Things have seemed . . . off lately. Maybe it's just me though. I haven't really been in any sort of mood or had the energy to see if someone is okay or to really make any sort of effort. I'm not really sure how to go about it. I don't know if I may be the reason for someone's funk or a part of it. I'm not sure if anyone else is in a funk.
Maybe it's me. I'm the one that's off.
I've thought about creating a private journal. Well, more like secret journal I guess. Not because there are things that I need to hide or anything, more as a place to sort things out.
Having a journal that your real-life friends can read sort of makes things take on more of an announcement quality. There are many things that I want to think through before announcing them. I think people are more likely to read into things when they know the person in real life.
It helps me a lot to write things out or to talk about them. Sometimes it is hard when you are worried about how other people will take it or if someone will think something refers to them when in fact it refers to no one.

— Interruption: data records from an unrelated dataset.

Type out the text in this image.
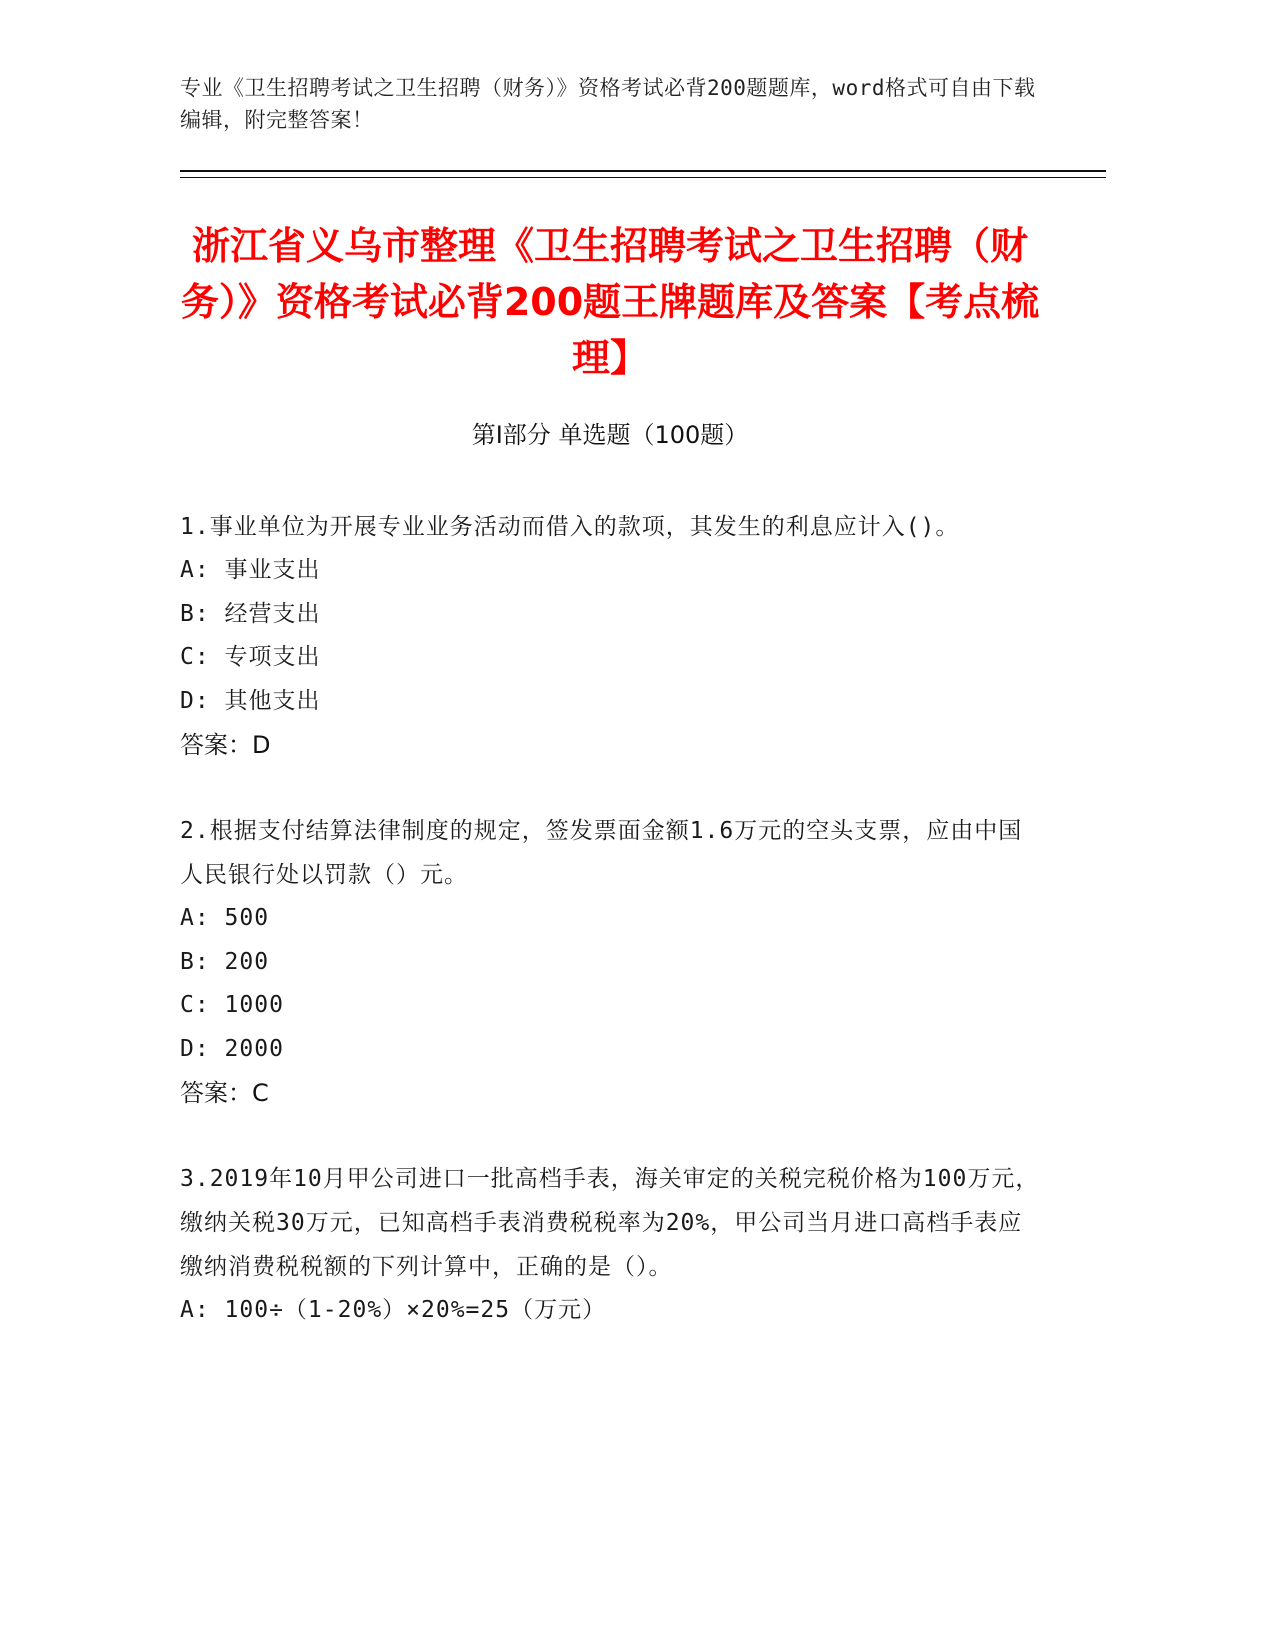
专业《卫生招聘考试之卫生招聘（财务）》资格考试必背200题题库，word格式可自由下载编辑，附完整答案！
浙江省义乌市整理《卫生招聘考试之卫生招聘（财务）》资格考试必背200题王牌题库及答案【考点梳理】
第I部分 单选题（100题）

1.事业单位为开展专业业务活动而借入的款项，其发生的利息应计入()。

A: 事业支出

B: 经营支出

C: 专项支出

D: 其他支出

答案：D

2.根据支付结算法律制度的规定，签发票面金额1.6万元的空头支票，应由中国人民银行处以罚款（）元。

A: 500

B: 200

C: 1000

D: 2000

答案：C

3.2019年10月甲公司进口一批高档手表，海关审定的关税完税价格为100万元，缴纳关税30万元，已知高档手表消费税税率为20%，甲公司当月进口高档手表应缴纳消费税税额的下列计算中，正确的是（）。

A: 100÷（1-20%）×20%=25（万元）
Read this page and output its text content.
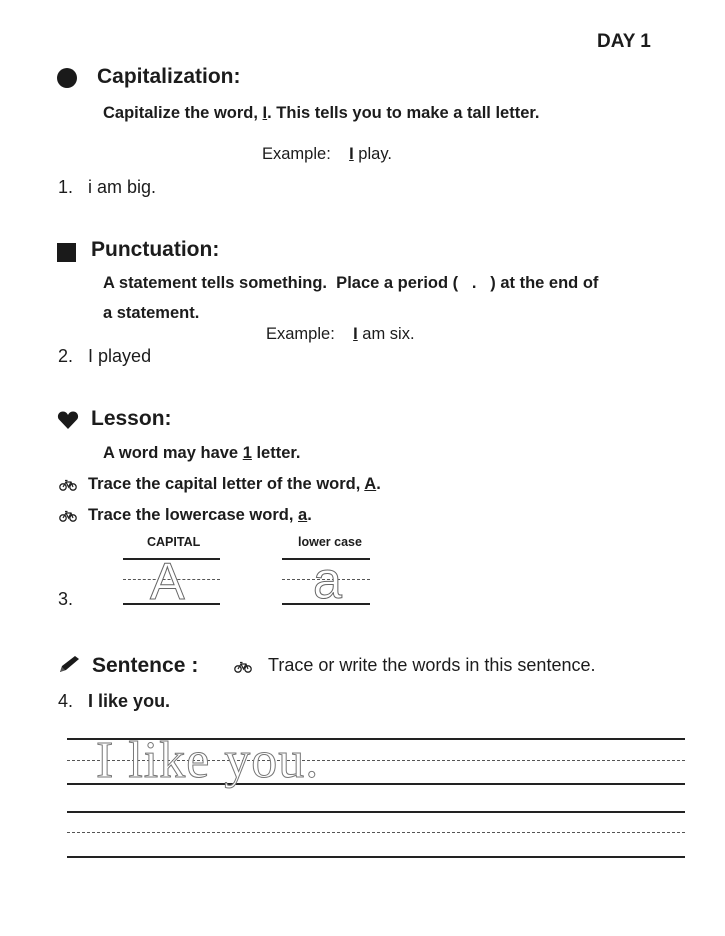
DAY 1
Capitalization:
Capitalize the word, I. This tells you to make a tall letter.
Example: I play.
1. i am big.
Punctuation:
A statement tells something.  Place a period (   .   ) at the end of
a statement.
Example: I am six.
2. I played
Lesson:
A word may have 1 letter.
Trace the capital letter of the word, A.
Trace the lowercase word, a.
CAPITAL	lower case
A a
3.
Sentence :	Trace or write the words in this sentence.
4. I like you.
I like you.
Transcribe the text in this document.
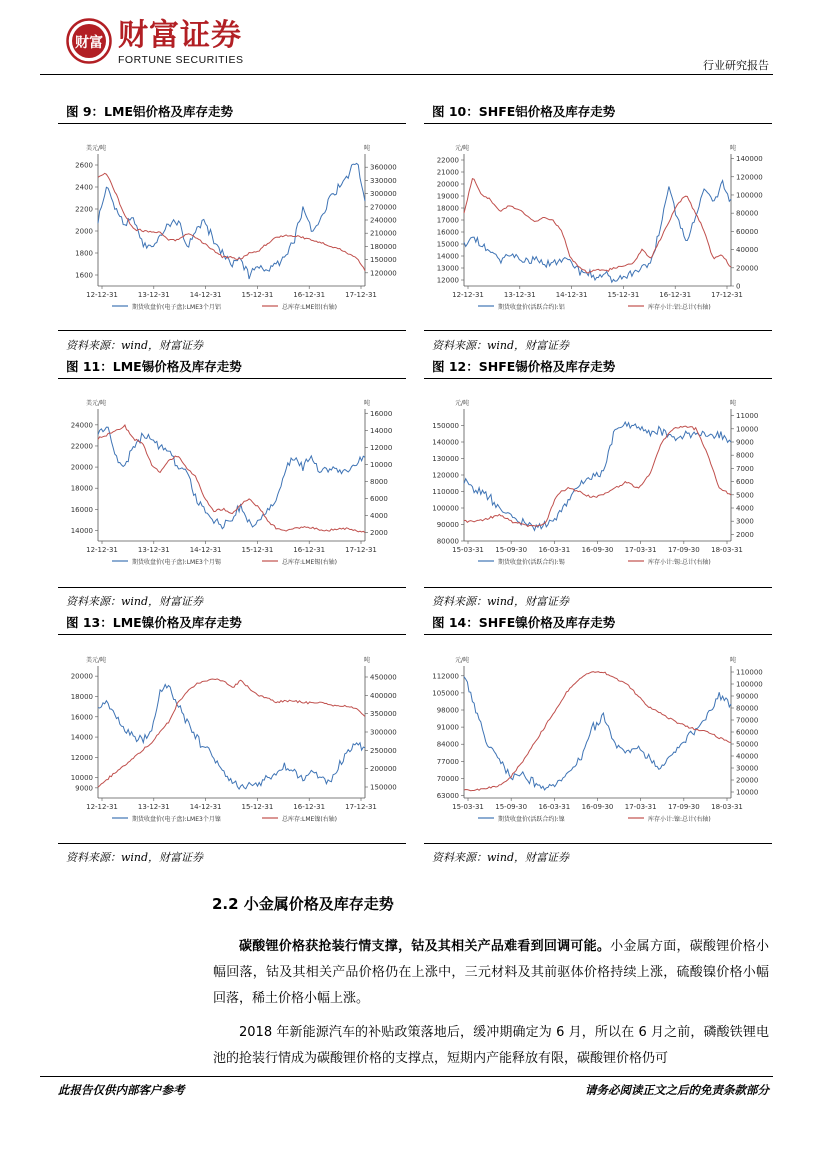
财富 财富证券
FORTUNE SECURITIES	行业研究报告
图 9：LME铝价格及库存走势	图 10：SHFE铝价格及库存走势
资料来源：wind，财富证券	资料来源：wind，财富证券
图 11：LME锡价格及库存走势	图 12：SHFE锡价格及库存走势
资料来源：wind，财富证券	资料来源：wind，财富证券
图 13：LME镍价格及库存走势	图 14：SHFE镍价格及库存走势
资料来源：wind，财富证券	资料来源：wind，财富证券
美元/吨	吨
1600
1800
2000
2200
2400
2600
120000
150000
180000
210000
240000
270000
300000
330000
360000
12-12-31	13-12-31	14-12-31	15-12-31	16-12-31	17-12-31
期货收盘价(电子盘):LME3个月铝	总库存:LME铝(右轴)
元/吨	吨
12000
13000
14000
15000
16000
17000
18000
19000
20000
21000
22000
0
20000
40000
60000
80000
100000
120000
140000
12-12-31	13-12-31	14-12-31	15-12-31	16-12-31	17-12-31
期货收盘价(活跃合约):铝	库存小计:铝:总计(右轴)
美元/吨	吨
14000
16000
18000
20000
22000
24000
2000
4000
6000
8000
10000
12000
14000
16000
12-12-31	13-12-31	14-12-31	15-12-31	16-12-31	17-12-31
期货收盘价(电子盘):LME3个月锡	总库存:LME锡(右轴)
元/吨	吨
80000
90000
100000
110000
120000
130000
140000
150000
2000
3000
4000
5000
6000
7000
8000
9000
10000
11000
15-03-31 15-09-30 16-03-31 16-09-30 17-03-31 17-09-30 18-03-31
期货收盘价(活跃合约):锡	库存小计:锡:总计(右轴)
美元/吨	吨
9000
10000
12000
14000
16000
18000
20000
150000
200000
250000
300000
350000
400000
450000
12-12-31	13-12-31	14-12-31	15-12-31	16-12-31	17-12-31
期货收盘价(电子盘):LME3个月镍	总库存:LME镍(右轴)
元/吨	吨
63000
70000
77000
84000
91000
98000
105000
112000
10000
20000
30000
40000
50000
60000
70000
80000
90000
100000
110000
15-03-31 15-09-30 16-03-31 16-09-30 17-03-31 17-09-30 18-03-31
期货收盘价(活跃合约):镍	库存小计:镍:总计(右轴)
2.2 小金属价格及库存走势
碳酸锂价格获抢装行情支撑，钴及其相关产品难看到回调可能。小金属方面，碳酸锂价格小幅回落，钴及其相关产品价格仍在上涨中，三元材料及其前驱体价格持续上涨，硫酸镍价格小幅回落，稀土价格小幅上涨。
2018 年新能源汽车的补贴政策落地后，缓冲期确定为 6 月，所以在 6 月之前，磷酸铁锂电池的抢装行情成为碳酸锂价格的支撑点，短期内产能释放有限，碳酸锂价格仍可
此报告仅供内部客户参考	请务必阅读正文之后的免责条款部分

I also feel strange writing about really special shared moments with someone because usually that someone can read it along with mutual friends. I'm not sure why that feels so strange, but it does. I guess I worry about what will be read into it, on some occasions more than others.
Perhaps I will just write more private entries.
Hrmmmm . . . I feel much introspection coming on.
And I have many other things to do tonight. Like help with dinner. Mmmmmm . . . dinner.